There's some discussion on this very issue in the context of
interfaces/abstract classes (yes, that again) here
http://kasparov.skife.org/blog-live/src/java/versioning-apr-almost.writeback
and here http://www.dehora.net/journal/2008/06/24/icompatible/.
Also in "Item 18: Prefer interfaces to abstract classes" of Joshua Bloch's
Effective Java (http://java.sun.com/docs/books/effective/), he extols the
virtues of interfaces over abstract classes. However, at the end he says:
{quote}
Once an interface is released and widely implemented, it is almost impossible
to change. You really must get it right the first time. If an interface
contains a minor flaw, it will irritate you and its users forever.

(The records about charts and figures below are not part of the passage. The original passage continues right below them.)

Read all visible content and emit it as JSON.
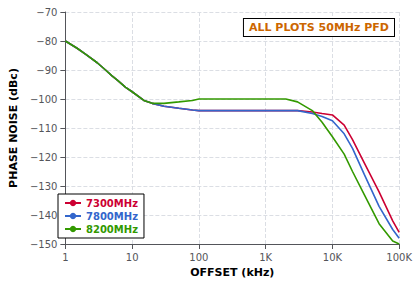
{
  "chart_data": {
    "type": "line",
    "annotation": "ALL PLOTS 50MHz PFD",
    "x_label": "OFFSET (kHz)",
    "y_label": "PHASE NOISE (dBc)",
    "log": "x",
    "grid": true,
    "legend": "lower left",
    "xlim": [
      1,
      100000
    ],
    "xticks": [
      1,
      10,
      100,
      {
        "value": 1000,
        "label": "1K"
      },
      {
        "value": 10000,
        "label": "10K"
      },
      {
        "value": 100000,
        "label": "100K"
      }
    ],
    "ylim": [
      -150,
      -70
    ],
    "yticks": [
      {
        "value": -150,
        "label": "−150"
      },
      {
        "value": -140,
        "label": "−140"
      },
      {
        "value": -130,
        "label": "−130"
      },
      {
        "value": -120,
        "label": "−120"
      },
      {
        "value": -110,
        "label": "−110"
      },
      {
        "value": -100,
        "label": "−100"
      },
      {
        "value": -90,
        "label": "−90"
      },
      {
        "value": -80,
        "label": "−80"
      },
      {
        "value": -70,
        "label": "−70"
      }
    ],
    "x": [
      1,
      1.5,
      2,
      3,
      4,
      5,
      6,
      8,
      10,
      15,
      20,
      30,
      50,
      80,
      100,
      200,
      300,
      500,
      1000,
      2000,
      3000,
      5000,
      7000,
      10000,
      15000,
      20000,
      30000,
      50000,
      80000,
      100000
    ],
    "series": [
      {
        "name": "7300MHz",
        "color": "#cc0033",
        "values": [
          -80,
          -82.5,
          -84.5,
          -87.5,
          -90,
          -92,
          -93.5,
          -96,
          -97.5,
          -100.5,
          -101.5,
          -102.5,
          -103.2,
          -103.8,
          -104,
          -104,
          -104,
          -104,
          -104,
          -104,
          -104,
          -104.5,
          -105,
          -105.5,
          -109,
          -114,
          -122,
          -132,
          -142,
          -146
        ]
      },
      {
        "name": "7800MHz",
        "color": "#3366cc",
        "values": [
          -80,
          -82.5,
          -84.5,
          -87.5,
          -90,
          -92,
          -93.5,
          -96,
          -97.5,
          -100.5,
          -101.5,
          -102.5,
          -103.2,
          -103.8,
          -104,
          -104,
          -104,
          -104,
          -104,
          -104,
          -104,
          -105,
          -106,
          -107.5,
          -112,
          -117,
          -126,
          -137,
          -145,
          -148
        ]
      },
      {
        "name": "8200MHz",
        "color": "#339900",
        "values": [
          -80,
          -82.5,
          -84.5,
          -87.5,
          -90,
          -92,
          -93.5,
          -96,
          -97.5,
          -100.5,
          -101.5,
          -101.5,
          -101,
          -100.5,
          -100,
          -100,
          -100,
          -100,
          -100,
          -100,
          -101,
          -104,
          -108,
          -113,
          -119,
          -125,
          -133,
          -143,
          -149,
          -150
        ]
      }
    ]
  }
}
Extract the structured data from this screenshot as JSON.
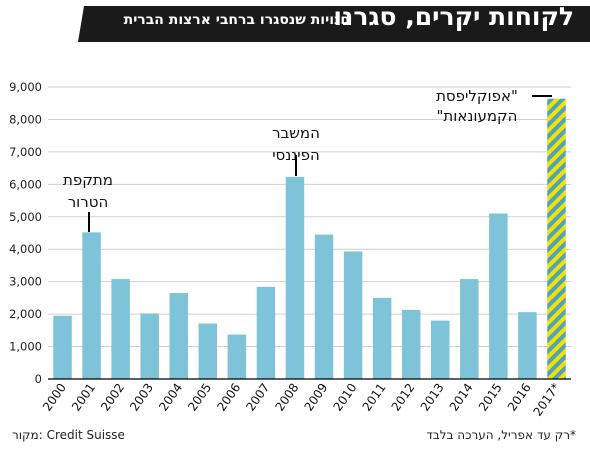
{
  "header": {
    "title": "לקוחות יקרים, סגרנו",
    "subtitle": "חנויות שנסגרו ברחבי ארצות הברית"
  },
  "footer": {
    "source": "מקור: Credit Suisse",
    "note": "*רק עד אפריל, הערכה בלבד"
  },
  "colors": {
    "bar": "#7fc3d9",
    "header_bg": "#1a1a1a",
    "stripe_yellow": "#f2e200",
    "stripe_blue": "#4fa3c0"
  },
  "chart_data": {
    "type": "bar",
    "categories": [
      "2000",
      "2001",
      "2002",
      "2003",
      "2004",
      "2005",
      "2006",
      "2007",
      "2008",
      "2009",
      "2010",
      "2011",
      "2012",
      "2013",
      "2014",
      "2015",
      "2016",
      "2017*"
    ],
    "values": [
      1950,
      4520,
      3080,
      2020,
      2650,
      1710,
      1370,
      2840,
      6230,
      4450,
      3930,
      2500,
      2130,
      1800,
      3080,
      5100,
      2060,
      8640
    ],
    "yticks": [
      "0",
      "1,000",
      "2,000",
      "3,000",
      "4,000",
      "5,000",
      "6,000",
      "7,000",
      "8,000",
      "9,000"
    ],
    "ylim": [
      0,
      9000
    ],
    "grid": true,
    "annotations": [
      {
        "label_lines": [
          "מתקפת",
          "הטרור"
        ],
        "category": "2001"
      },
      {
        "label_lines": [
          "המשבר",
          "הפיננסי"
        ],
        "category": "2008"
      },
      {
        "label_lines": [
          "\"אפוקליפסת",
          "הקמעונאות\""
        ],
        "category": "2017*"
      }
    ]
  }
}
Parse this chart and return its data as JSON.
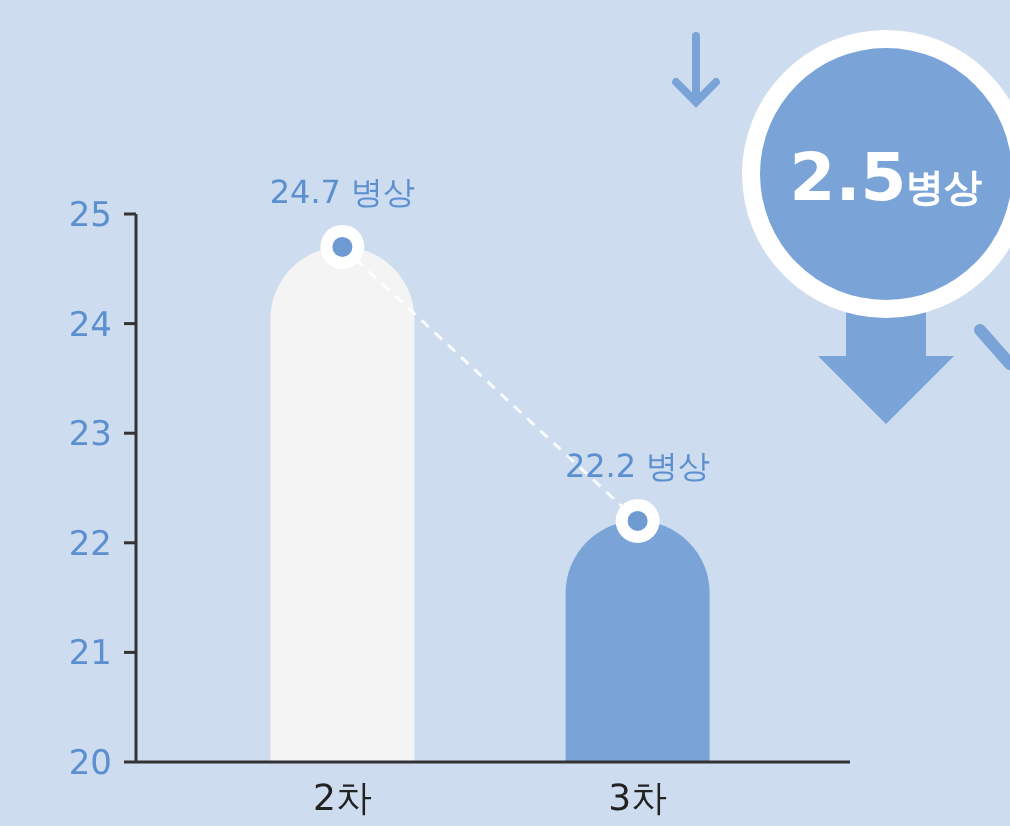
{
  "chart_data": {
    "type": "bar",
    "categories": [
      "2차",
      "3차"
    ],
    "series": [
      {
        "colors": [
          "#f4f4f4",
          "#7aa3d8"
        ],
        "values": [
          24.7,
          22.2
        ],
        "value_labels": [
          "24.7 병상",
          "22.2 병상"
        ]
      },
      {
        "type": "line",
        "color": "#ffffff",
        "values": [
          24.7,
          22.2
        ],
        "line_style": "dashed",
        "marker": "circle"
      }
    ],
    "ylim": [
      20,
      25
    ],
    "yticks": [
      20,
      21,
      22,
      23,
      24,
      25
    ],
    "grid": false,
    "annotations": [
      "2.5병상"
    ]
  }
}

If an
interface is severely deficient, it can doom an API. The best thing to do when
releasing a new interface is to have as many programmers as possible implement
the interface in as many ways as possible before the interface is frozen. This
will allow you to discover flaws while you can still correct them.
{quote}
So perhaps the developer API (which is "less public") is the place where it is
OK to introduce interfaces - if we feel there is a good case for them - so we
can get feedback on them by having different groups produce different
implementations before they are frozen by appearing in user javadocs.
(According to Bloch, three implementations is enough:
http://lcsd05.cs.tamu.edu/slides/keynote.pdf)
> Create a public scheduler API
> -----------------------------
>
> Key: HADOOP-3822
> URL: https://issues.apache.org/jira/browse/HADOOP-3822
> Project: Hadoop Core
> Issue Type: Improvement
> Components: mapred
> Reporter: Tom White
> Fix For: 0.19.0
>
> Attachments: hadoop-3822.patch, hadoop-3822.sh
>
>
> The work in HADOOP-3412 provided an API to support pluggable schedulers.
> However implementations have to be in the org.apache.hadoop.mapred package,
> which is undesirable. The goal of this issue is to create a public API for
> scheduler writers to code against.